Strong Authentication and Risk-Based Access Control Would Reduce OpenID Worries
By Mark Wilcox - OVD Product Manager on Aug 08, 2008
Many of you may have read this post from Gerry Beuchelt of Sun talking about how to protect Sun employees using their OpenID R&D project.
Among the advice - make sure systems are patched, verify the DNS of your ISP is working properly and to double-check the hostname of their OpenID provider.
That is a tall order even for the most technical people. I mean I'm a geek among geeks and I don't think I could accomplish those steps.
But it does give me an opportunity to write about how strong authentication and risk-based access control could help here. Currently we have a product (Oracle Adaptive Access Manager) that provides both functions.
OAAM allows you to use a virtual keypad to enter username and password credentials. This virtual keypad includes such features such as using a background image that you chose (or perhaps chosen for you in an internal environment). It also has other features such as a timestamp, showing a key phrase in the image and the image moves every time it is refreshed. Also the keypad can be virtualized (e.g. driven by your mouse) so that it makes it darn near impossible for a keyboard logger to capture your password.

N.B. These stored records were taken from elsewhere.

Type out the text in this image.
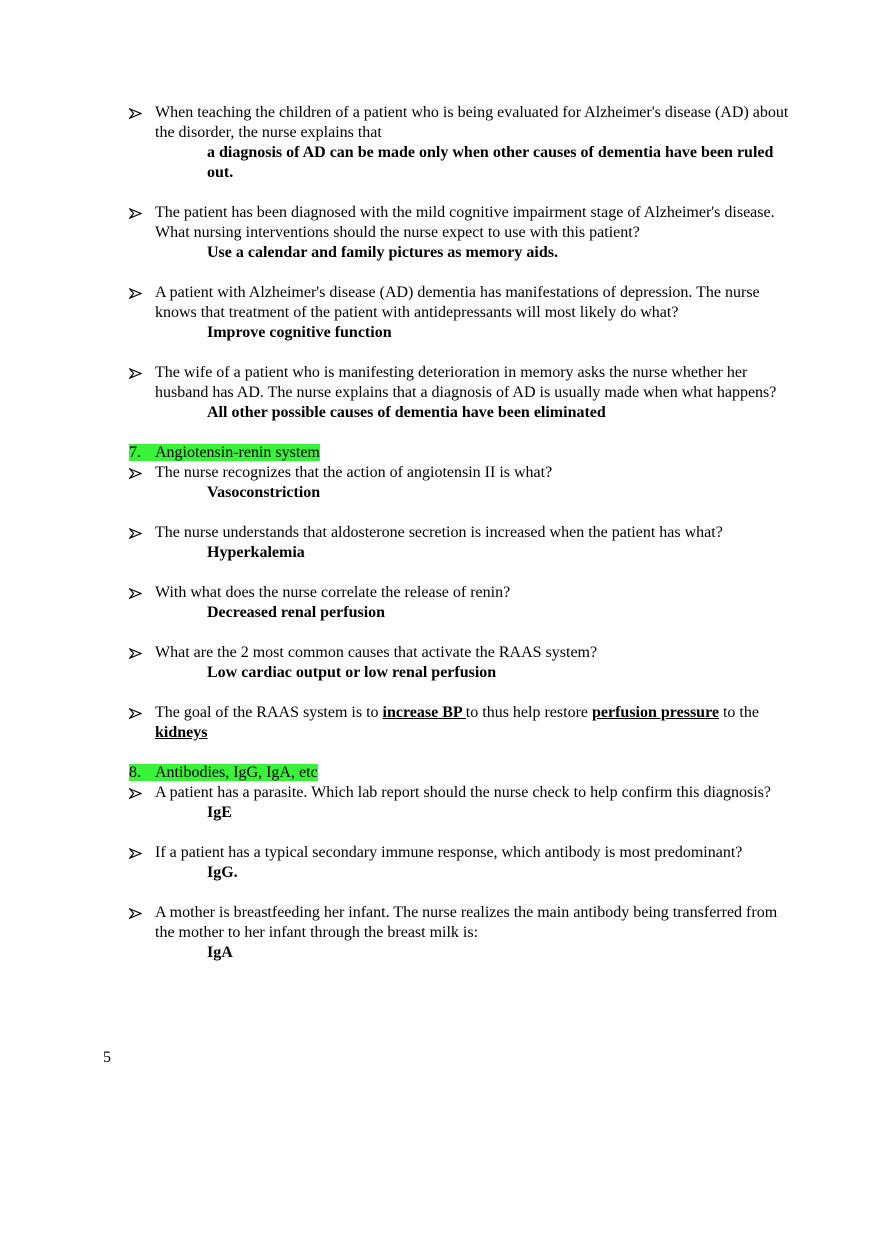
When teaching the children of a patient who is being evaluated for Alzheimer's disease (AD) about the disorder, the nurse explains that
a diagnosis of AD can be made only when other causes of dementia have been ruled out.
The patient has been diagnosed with the mild cognitive impairment stage of Alzheimer's disease. What nursing interventions should the nurse expect to use with this patient?
Use a calendar and family pictures as memory aids.
A patient with Alzheimer's disease (AD) dementia has manifestations of depression. The nurse knows that treatment of the patient with antidepressants will most likely do what?
Improve cognitive function
The wife of a patient who is manifesting deterioration in memory asks the nurse whether her husband has AD. The nurse explains that a diagnosis of AD is usually made when what happens?
All other possible causes of dementia have been eliminated
7. Angiotensin-renin system
The nurse recognizes that the action of angiotensin II is what?
Vasoconstriction
The nurse understands that aldosterone secretion is increased when the patient has what?
Hyperkalemia
With what does the nurse correlate the release of renin?
Decreased renal perfusion
What are the 2 most common causes that activate the RAAS system?
Low cardiac output or low renal perfusion
The goal of the RAAS system is to increase BP to thus help restore perfusion pressure to the kidneys
8. Antibodies, IgG, IgA, etc
A patient has a parasite. Which lab report should the nurse check to help confirm this diagnosis?
IgE
If a patient has a typical secondary immune response, which antibody is most predominant?
IgG.
A mother is breastfeeding her infant. The nurse realizes the main antibody being transferred from the mother to her infant through the breast milk is:
IgA
5
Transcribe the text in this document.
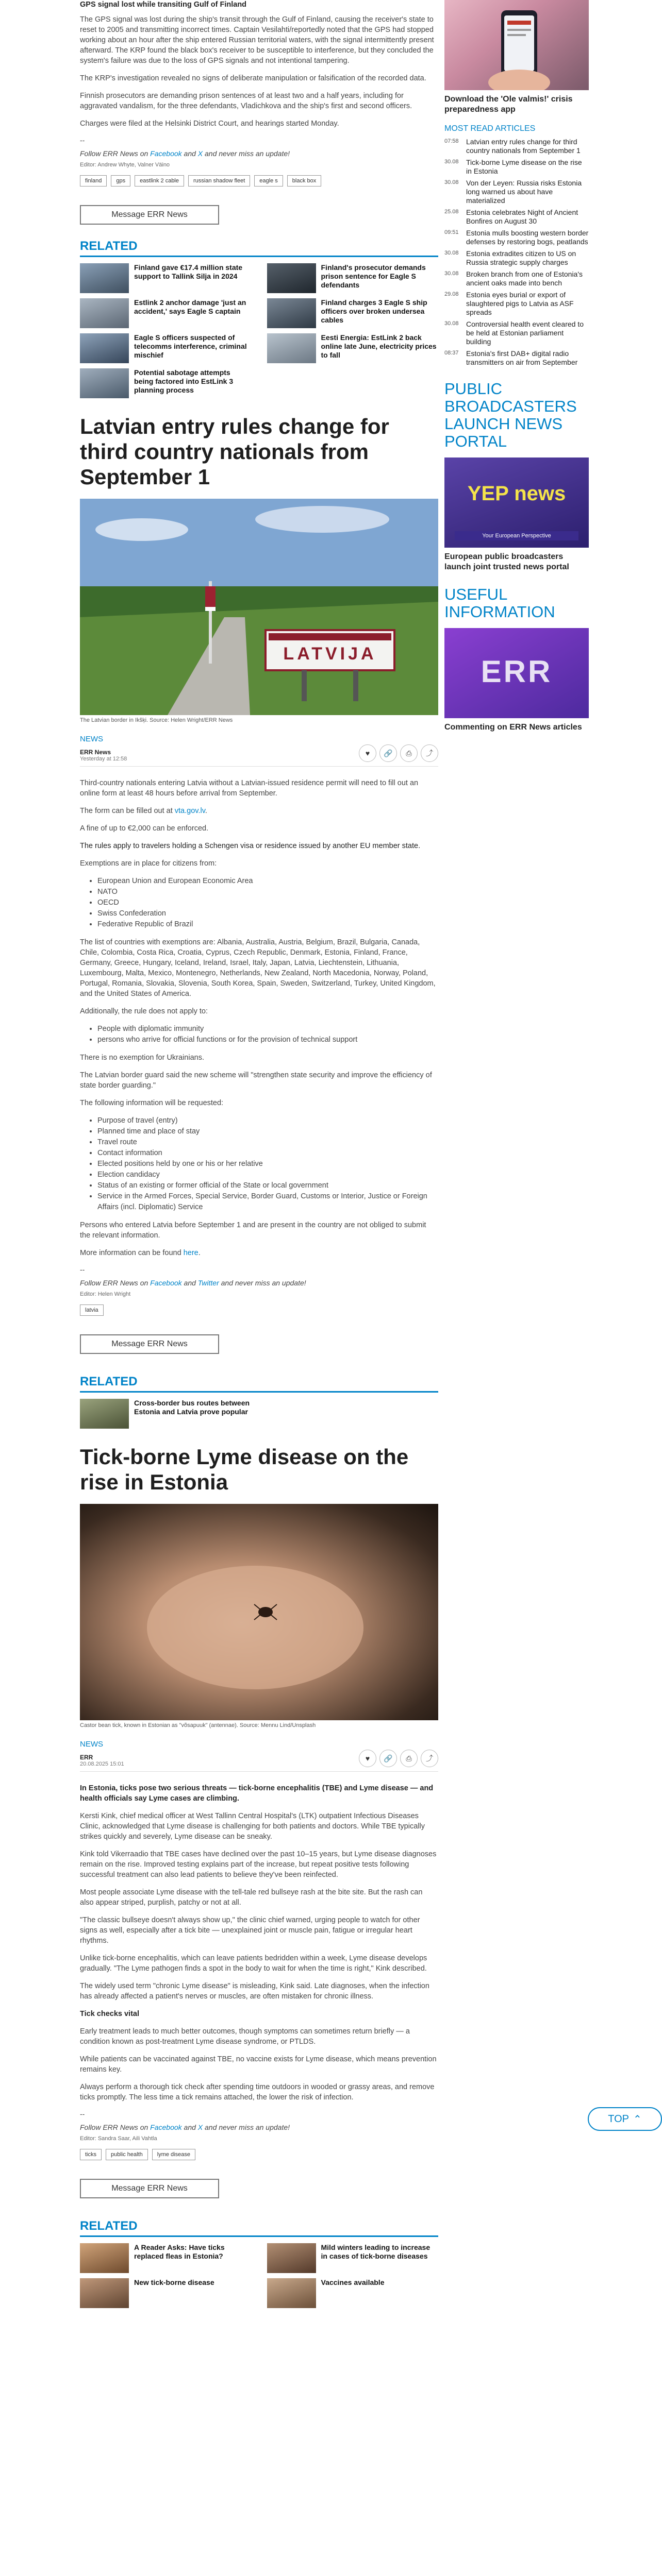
GPS signal lost while transiting Gulf of Finland

The GPS signal was lost during the ship's transit through the Gulf of Finland, causing the receiver's state to reset to 2005 and transmitting incorrect times. Captain Vesilahti/reportedly noted that the GPS had stopped working about an hour after the ship entered Russian territorial waters, with the signal intermittently present afterward. The KRP found the black box's receiver to be susceptible to interference, but they concluded the system's failure was due to the loss of GPS signals and not intentional tampering.

The KRP's investigation revealed no signs of deliberate manipulation or falsification of the recorded data.

Finnish prosecutors are demanding prison sentences of at least two and a half years, including for aggravated vandalism, for the three defendants, Vladichkova and the ship's first and second officers.

Charges were filed at the Helsinki District Court, and hearings started Monday.

--

Follow ERR News on Facebook and X and never miss an update!

Editor: Andrew Whyte, Valner Väino
finland	gps	eastlink 2 cable	russian shadow fleet	eagle s	black box
Message ERR News
RELATED
Finland gave €17.4 million state support to Tallink Silja in 2024
Finland's prosecutor demands prison sentence for Eagle S defendants
Estlink 2 anchor damage 'just an accident,' says Eagle S captain
Finland charges 3 Eagle S ship officers over broken undersea cables
Eagle S officers suspected of telecomms interference, criminal mischief
Eesti Energia: EstLink 2 back online late June, electricity prices to fall
Potential sabotage attempts being factored into EstLink 3 planning process
Latvian entry rules change for third country nationals from September 1
LATVIJA
The Latvian border in Ikšķi. Source: Helen Wright/ERR News
NEWS
ERR News
Yesterday at 12:58
♥	🔗	⎙	⤴

Third-country nationals entering Latvia without a Latvian-issued residence permit will need to fill out an online form at least 48 hours before arrival from September.

The form can be filled out at vta.gov.lv.

A fine of up to €2,000 can be enforced.

The rules apply to travelers holding a Schengen visa or residence issued by another EU member state.

Exemptions are in place for citizens from:

• European Union and European Economic Area
• NATO
• OECD
• Swiss Confederation
• Federative Republic of Brazil

The list of countries with exemptions are: Albania, Australia, Austria, Belgium, Brazil, Bulgaria, Canada, Chile, Colombia, Costa Rica, Croatia, Cyprus, Czech Republic, Denmark, Estonia, Finland, France, Germany, Greece, Hungary, Iceland, Ireland, Israel, Italy, Japan, Latvia, Liechtenstein, Lithuania, Luxembourg, Malta, Mexico, Montenegro, Netherlands, New Zealand, North Macedonia, Norway, Poland, Portugal, Romania, Slovakia, Slovenia, South Korea, Spain, Sweden, Switzerland, Turkey, United Kingdom, and the United States of America.

Additionally, the rule does not apply to:

• People with diplomatic immunity
• persons who arrive for official functions or for the provision of technical support

There is no exemption for Ukrainians.

The Latvian border guard said the new scheme will "strengthen state security and improve the efficiency of state border guarding."

The following information will be requested:

• Purpose of travel (entry)
• Planned time and place of stay
• Travel route
• Contact information
• Elected positions held by one or his or her relative
• Election candidacy
• Status of an existing or former official of the State or local government
• Service in the Armed Forces, Special Service, Border Guard, Customs or Interior, Justice or Foreign Affairs (incl. Diplomatic) Service

Persons who entered Latvia before September 1 and are present in the country are not obliged to submit the relevant information.

More information can be found here.

--

Follow ERR News on Facebook and Twitter and never miss an update!

Editor: Helen Wright
latvia
Message ERR News
RELATED
Cross-border bus routes between Estonia and Latvia prove popular
Tick-borne Lyme disease on the rise in Estonia
Castor bean tick, known in Estonian as "võsapuuk" (antennae). Source: Mennu Lind/Unsplash
NEWS
ERR
20.08.2025 15:01
♥	🔗	⎙	⤴

In Estonia, ticks pose two serious threats — tick-borne encephalitis (TBE) and Lyme disease — and health officials say Lyme cases are climbing.

Kersti Kink, chief medical officer at West Tallinn Central Hospital's (LTK) outpatient Infectious Diseases Clinic, acknowledged that Lyme disease is challenging for both patients and doctors. While TBE typically strikes quickly and severely, Lyme disease can be sneaky.

Kink told Vikerraadio that TBE cases have declined over the past 10–15 years, but Lyme disease diagnoses remain on the rise. Improved testing explains part of the increase, but repeat positive tests following successful treatment can also lead patients to believe they've been reinfected.

Most people associate Lyme disease with the tell-tale red bullseye rash at the bite site. But the rash can also appear striped, purplish, patchy or not at all.

"The classic bullseye doesn't always show up," the clinic chief warned, urging people to watch for other signs as well, especially after a tick bite — unexplained joint or muscle pain, fatigue or irregular heart rhythms.

Unlike tick-borne encephalitis, which can leave patients bedridden within a week, Lyme disease develops gradually. "The Lyme pathogen finds a spot in the body to wait for when the time is right," Kink described.

The widely used term "chronic Lyme disease" is misleading, Kink said. Late diagnoses, when the infection has already affected a patient's nerves or muscles, are often mistaken for chronic illness.

Tick checks vital

Early treatment leads to much better outcomes, though symptoms can sometimes return briefly — a condition known as post-treatment Lyme disease syndrome, or PTLDS.

While patients can be vaccinated against TBE, no vaccine exists for Lyme disease, which means prevention remains key.

Always perform a thorough tick check after spending time outdoors in wooded or grassy areas, and remove ticks promptly. The less time a tick remains attached, the lower the risk of infection.

--

Follow ERR News on Facebook and X and never miss an update!

Editor: Sandra Saar, Aili Vahtla
ticks	public health	lyme disease
Message ERR News
RELATED
A Reader Asks: Have ticks replaced fleas in Estonia?
Mild winters leading to increase in cases of tick-borne diseases
New tick-borne disease	Vaccines available
Download the 'Ole valmis!' crisis preparedness app
MOST READ ARTICLES
07:58 Latvian entry rules change for third country nationals from September 1
30.08 Tick-borne Lyme disease on the rise in Estonia
30.08 Von der Leyen: Russia risks Estonia long warned us about have materialized
25.08 Estonia celebrates Night of Ancient Bonfires on August 30
09:51 Estonia mulls boosting western border defenses by restoring bogs, peatlands
30.08 Estonia extradites citizen to US on Russia strategic supply charges
30.08 Broken branch from one of Estonia's ancient oaks made into bench
29.08 Estonia eyes burial or export of slaughtered pigs to Latvia as ASF spreads
30.08 Controversial health event cleared to be held at Estonian parliament building
08:37 Estonia's first DAB+ digital radio transmitters on air from September
PUBLIC BROADCASTERS LAUNCH NEWS PORTAL
YEP news
Your European Perspective
European public broadcasters launch joint trusted news portal
USEFUL INFORMATION
ERR
Commenting on ERR News articles
TOP ⌃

If more OpenID providers used something like OAAM then it would be much harder for a rogue OpenID provider to be configured.
Additionally risk-based access control (another OAAM feature) would help OpenID relying parties make better access control decisions for a linked OpenID. For example based on prior activity it could assign risk factors (e.g. normally you accessed from an IP in Dallas, but now we're seeing IP access from Outer Elbonia, maybe we should alert a customer care rep to call you before moving that money).
These same principals could also be applied to any other federation scenario including SAML or Liberty based federation like we provide via Oracle Identity Federation.
Of course OAAM has benefits within enterprises who are not using OpenID or SAML but I just wanted to point out some tangible steps people could do to help secure OpenID beyond training people to become DNS engineers.